Could Working From Home Work For You?
Do you get envious when people tell you that they work from home? If so, could it be an option worth exploring? More and more people are working at home on a part-time or full-time basis. If you’ve got the opportunity to base yourself at home or you’re thinking of a career change, here’s everything you need to know about working at home.
Where to work
If you work from home, it’s not all about lounging around on the sofa and replying to emails from the comfort of your bed. To make working from home work for you, it’s highly likely that you’ll need a workstation of some description. If you only work at home one day a week, you may be able to cope with using the kitchen table as a desk, but for most people, it’s essential to have a dedicated office or studio. You need to concentrate when you’re working and be able to give the tasks you’re working on your full attention. If you’re trying to spread papers out over the coffee table or answer calls when the kids are watching TV, it’s not going to work.
If you have a spare room that you barely ever use, this could be the perfect site for your new office. Alternatively, you could consider converting the loft or part of the the garage. If you plan to work from home for a long time, and you’re also hoping to add value to your home, these larger-scale projects are worth considering.

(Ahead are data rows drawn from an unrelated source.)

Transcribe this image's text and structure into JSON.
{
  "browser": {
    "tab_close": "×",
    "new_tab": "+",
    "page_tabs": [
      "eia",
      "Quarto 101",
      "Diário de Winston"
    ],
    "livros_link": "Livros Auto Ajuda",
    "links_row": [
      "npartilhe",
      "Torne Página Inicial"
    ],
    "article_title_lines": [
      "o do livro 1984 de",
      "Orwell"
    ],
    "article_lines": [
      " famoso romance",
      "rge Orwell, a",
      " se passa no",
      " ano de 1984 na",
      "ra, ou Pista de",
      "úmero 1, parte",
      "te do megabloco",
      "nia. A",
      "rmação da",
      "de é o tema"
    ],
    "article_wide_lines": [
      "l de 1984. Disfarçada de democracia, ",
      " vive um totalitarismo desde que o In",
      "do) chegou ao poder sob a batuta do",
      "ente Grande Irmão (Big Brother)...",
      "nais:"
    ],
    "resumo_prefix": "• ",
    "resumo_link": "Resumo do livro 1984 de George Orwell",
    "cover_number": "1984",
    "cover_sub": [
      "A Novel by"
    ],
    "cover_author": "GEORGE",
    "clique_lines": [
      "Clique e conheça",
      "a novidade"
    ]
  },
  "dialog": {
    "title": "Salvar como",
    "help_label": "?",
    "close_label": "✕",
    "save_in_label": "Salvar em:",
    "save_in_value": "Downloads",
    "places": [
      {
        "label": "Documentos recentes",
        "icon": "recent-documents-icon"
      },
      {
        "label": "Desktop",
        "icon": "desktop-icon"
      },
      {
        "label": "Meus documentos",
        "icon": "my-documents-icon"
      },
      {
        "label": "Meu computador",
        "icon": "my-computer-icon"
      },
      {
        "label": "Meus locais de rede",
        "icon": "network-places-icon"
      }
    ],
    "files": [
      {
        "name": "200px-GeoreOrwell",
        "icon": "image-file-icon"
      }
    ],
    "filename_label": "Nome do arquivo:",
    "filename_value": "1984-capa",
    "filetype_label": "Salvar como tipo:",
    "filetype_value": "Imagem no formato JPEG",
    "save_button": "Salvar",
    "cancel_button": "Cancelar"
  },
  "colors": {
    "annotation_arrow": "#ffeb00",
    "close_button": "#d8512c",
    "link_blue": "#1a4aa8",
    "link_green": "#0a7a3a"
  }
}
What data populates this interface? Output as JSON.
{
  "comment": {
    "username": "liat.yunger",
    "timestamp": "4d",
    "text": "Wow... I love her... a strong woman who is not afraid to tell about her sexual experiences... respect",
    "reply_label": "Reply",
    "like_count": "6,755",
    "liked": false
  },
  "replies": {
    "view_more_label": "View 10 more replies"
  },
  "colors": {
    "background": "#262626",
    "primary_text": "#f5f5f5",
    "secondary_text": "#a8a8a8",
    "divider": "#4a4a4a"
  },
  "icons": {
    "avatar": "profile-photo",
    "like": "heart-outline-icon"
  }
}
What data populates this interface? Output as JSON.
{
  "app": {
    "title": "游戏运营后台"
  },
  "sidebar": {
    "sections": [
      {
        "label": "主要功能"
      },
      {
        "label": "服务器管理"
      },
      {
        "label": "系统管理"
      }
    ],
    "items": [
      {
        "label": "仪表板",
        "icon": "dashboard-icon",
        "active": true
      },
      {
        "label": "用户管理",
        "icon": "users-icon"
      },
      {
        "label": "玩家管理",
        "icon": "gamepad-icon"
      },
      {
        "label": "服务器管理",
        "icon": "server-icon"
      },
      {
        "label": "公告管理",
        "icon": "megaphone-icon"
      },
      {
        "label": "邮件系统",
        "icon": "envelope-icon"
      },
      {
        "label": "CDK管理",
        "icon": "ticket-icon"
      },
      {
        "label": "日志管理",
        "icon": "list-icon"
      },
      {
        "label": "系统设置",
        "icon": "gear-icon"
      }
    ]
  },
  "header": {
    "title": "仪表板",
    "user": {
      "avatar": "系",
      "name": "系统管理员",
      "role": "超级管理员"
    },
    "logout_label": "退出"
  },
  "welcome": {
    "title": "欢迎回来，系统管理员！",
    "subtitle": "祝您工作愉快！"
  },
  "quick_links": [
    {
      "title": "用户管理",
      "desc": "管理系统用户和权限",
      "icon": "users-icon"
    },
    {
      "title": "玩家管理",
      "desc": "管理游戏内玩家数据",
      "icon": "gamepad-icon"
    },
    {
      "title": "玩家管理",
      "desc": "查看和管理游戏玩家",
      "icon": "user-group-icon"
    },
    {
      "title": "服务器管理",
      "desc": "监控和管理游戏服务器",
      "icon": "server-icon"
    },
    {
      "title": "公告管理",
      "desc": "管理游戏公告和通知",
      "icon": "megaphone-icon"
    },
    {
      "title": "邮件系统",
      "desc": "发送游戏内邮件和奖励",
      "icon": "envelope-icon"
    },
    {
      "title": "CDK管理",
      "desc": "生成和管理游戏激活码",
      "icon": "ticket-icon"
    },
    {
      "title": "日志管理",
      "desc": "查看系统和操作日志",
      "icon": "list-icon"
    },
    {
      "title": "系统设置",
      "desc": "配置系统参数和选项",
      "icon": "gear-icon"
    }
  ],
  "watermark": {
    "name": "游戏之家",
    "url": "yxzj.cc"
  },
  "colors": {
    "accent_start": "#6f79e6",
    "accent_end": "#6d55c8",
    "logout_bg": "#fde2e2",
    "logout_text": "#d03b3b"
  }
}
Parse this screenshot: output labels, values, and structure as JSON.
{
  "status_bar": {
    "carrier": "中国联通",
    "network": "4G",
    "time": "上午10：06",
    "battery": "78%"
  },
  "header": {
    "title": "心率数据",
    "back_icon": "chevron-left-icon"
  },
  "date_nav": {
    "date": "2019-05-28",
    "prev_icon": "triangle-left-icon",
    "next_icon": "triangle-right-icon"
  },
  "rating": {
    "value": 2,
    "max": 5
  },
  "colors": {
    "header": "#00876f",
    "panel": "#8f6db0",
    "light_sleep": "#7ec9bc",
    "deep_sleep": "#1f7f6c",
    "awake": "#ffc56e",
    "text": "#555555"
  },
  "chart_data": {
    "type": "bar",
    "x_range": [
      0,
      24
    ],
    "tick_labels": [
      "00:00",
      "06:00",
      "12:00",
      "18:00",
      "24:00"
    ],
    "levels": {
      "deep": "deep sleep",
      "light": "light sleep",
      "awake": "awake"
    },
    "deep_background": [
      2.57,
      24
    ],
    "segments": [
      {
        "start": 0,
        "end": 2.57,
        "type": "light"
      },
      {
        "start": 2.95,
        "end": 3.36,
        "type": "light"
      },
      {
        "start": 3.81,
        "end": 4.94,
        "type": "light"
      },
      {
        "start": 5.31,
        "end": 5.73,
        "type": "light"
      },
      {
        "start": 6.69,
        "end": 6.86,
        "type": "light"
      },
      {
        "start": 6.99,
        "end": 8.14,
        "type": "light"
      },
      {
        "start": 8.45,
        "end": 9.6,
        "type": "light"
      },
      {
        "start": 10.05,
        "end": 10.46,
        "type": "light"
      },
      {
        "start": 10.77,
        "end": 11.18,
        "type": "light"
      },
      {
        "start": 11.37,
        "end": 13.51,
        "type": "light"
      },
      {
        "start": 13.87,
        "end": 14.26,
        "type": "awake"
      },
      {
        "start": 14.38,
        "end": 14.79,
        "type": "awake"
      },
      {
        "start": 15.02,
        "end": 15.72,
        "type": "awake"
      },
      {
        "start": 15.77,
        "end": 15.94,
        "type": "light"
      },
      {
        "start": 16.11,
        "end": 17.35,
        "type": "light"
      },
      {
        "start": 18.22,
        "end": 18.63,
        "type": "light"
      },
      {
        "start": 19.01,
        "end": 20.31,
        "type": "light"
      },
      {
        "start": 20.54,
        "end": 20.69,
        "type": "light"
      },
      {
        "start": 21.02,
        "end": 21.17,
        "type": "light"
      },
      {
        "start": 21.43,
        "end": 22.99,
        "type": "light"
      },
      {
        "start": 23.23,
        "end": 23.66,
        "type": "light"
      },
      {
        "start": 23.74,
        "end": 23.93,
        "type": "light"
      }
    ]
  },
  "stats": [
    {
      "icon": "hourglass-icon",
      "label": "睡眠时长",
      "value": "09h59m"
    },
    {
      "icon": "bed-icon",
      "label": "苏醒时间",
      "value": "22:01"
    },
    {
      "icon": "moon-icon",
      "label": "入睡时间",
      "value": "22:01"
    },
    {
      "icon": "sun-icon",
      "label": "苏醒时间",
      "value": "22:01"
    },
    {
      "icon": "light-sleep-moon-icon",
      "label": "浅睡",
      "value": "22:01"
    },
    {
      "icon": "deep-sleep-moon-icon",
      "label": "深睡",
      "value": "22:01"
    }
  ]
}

If you only plan to work from home on a temporary or part-time basis, you could put a desk and chair in a guest room or devote part of the kitchen to work and homework if you have an open plan space.
Your working regime
When you go to work at an office, you know that most of the people around you will be in their places between 9 am and 5 pm. You have a set regime, and you know when your hours are, and what time you’re due to arrive and leave on a daily basis. When you’re at home, you don’t have these restrictions. You can start earlier or later, and finish when you’ve worked through your list of jobs. If you’re an early riser, and you’re a morning person, you may prefer to start work at 6 am rather than 9 am. Likewise, if you can’t function properly until you’ve been up for an hour or so and you’ve had a strong coffee, you may prefer to start later. Whatever your preference, what is essential is the establishment of a routine. It’s so much easier to get things done when you’re used to a pattern that works for you. If you are a morning person, get up, and get started. Organize meetings for the morning, and tackle the most demanding jobs when you’re at your best. Be as organized as possible, and don’t let your time management skills lapse just because you’re at home. Write down what you need to do each day, and keep track of engagements, meetings, and calls using a diary or an app on your phone.
Image courtesy of https://pixabay.com/en/home-office-workstation-macbook-air-336581/
What you’ll need
When you go to work at an office, you’ll probably be surrounded by equipment and the latest technology, which enable you to do your job. If you start working from home, or you’re thinking about setting up on your own or trying to secure a home-based job, think about what you’ll need in your office. Before you even think about the latest gadgets, you’ll need to order a chair and a desk. You may also need a new laptop, a desktop computer or a tablet plus a printer and a photocopier. If your job involves making calls, you may also need to investigate adding software that allows you to make video and conference calls or upgrading your smartphone. If you do need new equipment, this will incur a cost. Make sure you shop around and make use of discounted cards online. If you know what you want, take a minute to explore your options, and find the best price. Even if you only make a small saving on every item, you could save hundreds of dollars on your shopping list.
Image from https://www.pexels.com/search/home%20office/
Motivation and inspiration
The idea of working from home may seem incredibly appealing, but there are downsides, especially if you struggle to find motivation or you get distracted easily. In a work setting, you know you’re there to do a job. At home, it’s easy to switch into relaxation mode. This is why it’s so important to set aside a work area. In this zone, you can concentrate and focus. When you step out of it, you can turn your attentions to chilling out and catching up with the family.
Try and make your workspace a motivational and inspirational space. This is particularly beneficial if you have a creative role. If you look around, you don’t want to see blank walls. Keep things professional and smart, but add some color and some life. Plants are a great addition to any office, and you can also brighten up the walls with framed prints, plaques or maps.
Just as it’s unhealthy to spend all your time at the office, it’s also important to separate your work and home lives when you’re based at home. If you’re a workaholic, there’s always a temptation to sneak off into the office and send some emails. Everyone should have a healthy work-life balance, so don’t let work interrupt your downtime. When you’ve finished, turn off the computer, and relax. Take the dog for a walk and get some fresh air, kick back in front of the TV or let off some steam at the gym.
Image taken from https://www.flickr.com/photos/jodimichelle/5882754021
Many people like the idea of working from home, but would it really suit you? If you’re thinking of spending more time at home, hopefully, this guide has given you an insight and helped you decide whether working at home could work for you.